Opinião/Informação:
Uma pequena introdução para reflexão. O governo federal destina R$ 45 milhões para produtos do extrativismo e nem paga o plus ambiental. Enquanto isso, o governo federal deixa seguir o recurso do banco alemão KfW para a ONG FAS no valor R$ 70 milhões para criar REDES/NÚCLEOS. Isso é brincar com o povo que vive muito mal e preservou o verde. Esse dinheiro deveria estar indo para a PGPMBio para atender mais extrativistas e pagar um valor maior do que o preço mínimo. Espero que a CONAB e ADS já tenham sentado para traçar estratégias para maior abrangência aos produtos que são contemplados nas duas políticas. Além disso, o PEP do extrativismo, que defendi enquanto ainda estava na Conab, tem que ser implementado urgentemente. A regional da Conab tem que ser mais ativa, fica a impressão que ficam esperando só o pagamento sair no final do mês.
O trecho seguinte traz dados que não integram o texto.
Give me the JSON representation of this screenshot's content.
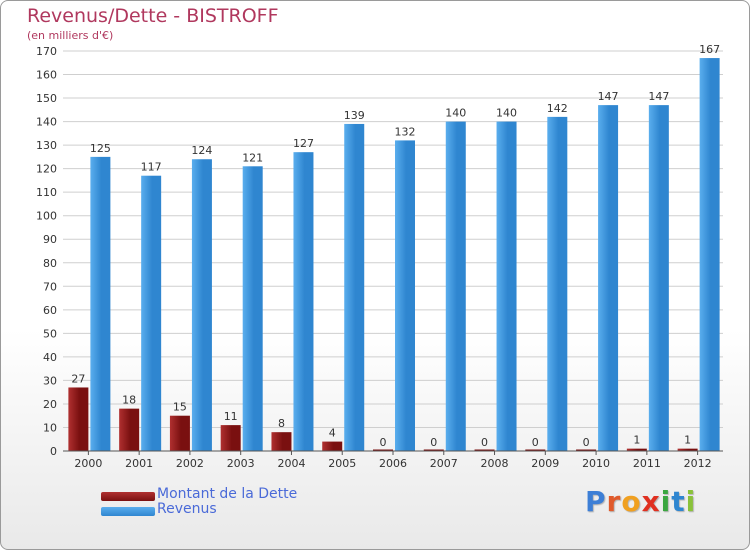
{
  "title": "Revenus/Dette - BISTROFF",
  "subtitle": "(en milliers d'€)",
  "colors": {
    "debt": "#7a1010",
    "debt_light": "#b03030",
    "revenue": "#2f86d0",
    "revenue_light": "#5aaeee",
    "title": "#b0385e",
    "legend_text": "#4a6ad8",
    "grid": "#cfcfcf"
  },
  "chart_data": {
    "type": "bar",
    "categories": [
      "2000",
      "2001",
      "2002",
      "2003",
      "2004",
      "2005",
      "2006",
      "2007",
      "2008",
      "2009",
      "2010",
      "2011",
      "2012"
    ],
    "series": [
      {
        "name": "Montant de la Dette",
        "values": [
          27,
          18,
          15,
          11,
          8,
          4,
          0,
          0,
          0,
          0,
          0,
          1,
          1
        ]
      },
      {
        "name": "Revenus",
        "values": [
          125,
          117,
          124,
          121,
          127,
          139,
          132,
          140,
          140,
          142,
          147,
          147,
          167
        ]
      }
    ],
    "ylim": [
      0,
      170
    ],
    "yticks": [
      0,
      10,
      20,
      30,
      40,
      50,
      60,
      70,
      80,
      90,
      100,
      110,
      120,
      130,
      140,
      150,
      160,
      170
    ],
    "grid": true,
    "legend_position": "bottom-left"
  },
  "legend": {
    "debt_label": "Montant de la Dette",
    "revenue_label": "Revenus"
  },
  "logo": {
    "letters": [
      "P",
      "r",
      "o",
      "x",
      "i",
      "t",
      "i"
    ],
    "colors": [
      "#3d7fd6",
      "#e05a2b",
      "#f0a020",
      "#e03020",
      "#3aa640",
      "#2f86d0",
      "#8ac23a"
    ]
  }
}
Depois reclamam quando querem extinguir regionais. A seguir, o que diz o DOU…
Foi publicada a Portaria Interministerial nº 13, de 14 de janeiro de 2026, assinada pelos Ministérios do Desenvolvimento Agrário, Agricultura, Fazenda, Planejamento e Meio Ambiente. O documento estabelece as regras para a concessão de subvenção econômica (PGPM-Bio) a famílias extrativistas ao longo deste ano, garantindo um preço justo quando o valor de mercado estiver abaixo do mínimo estipulado. Para o exercício de 2026, o governo destinou um orçamento de até R$ 45 milhões para a “Subvenção Econômica para Garantia e Sustentação de Preços na Comercialização de Produtos da Agricultura Familiar”. O pagamento será feito diretamente aos produtores, ou por meio de suas cooperativas e associações, via Conab.
Principais Destaques da Portaria:
- Beneficiários: Agricultores familiares extrativistas com cadastro regular (CAF/DAP) e sem pendências no Cadin ou na Conab.
- Limite Anual: O valor total de subvenções não pode ultrapassar R$ 18.000,00 por unidade familiar/ano, somando todos os produtos.
- Cálculo do Pagamento: A subvenção cobre a diferença entre o Preço Mínimo e o valor de venda comprovado na nota fiscal, ou paga um valor fixo (VF) para itens específicos.
- Produtos Contemplados (Exemplos):
- Pirarucu de manejo: Limite de R$ 4.500,00/ano e bônus fixo de R$ 4,00/kg.
- Borracha natural (Cernambi): Limite de R$ 4.500,00/ano e bônus fixo de R$ 3,50/kg.
- Castanha-do-Brasil: Limite de R$ 3.000,00/ano.
- Açaí (fruto): Limite de R$ 2.000,00/ano.
- Prazo: As notas fiscais emitidas em 2026 devem ser apresentadas no sistema da Conab até 20 de dezembro de 2026.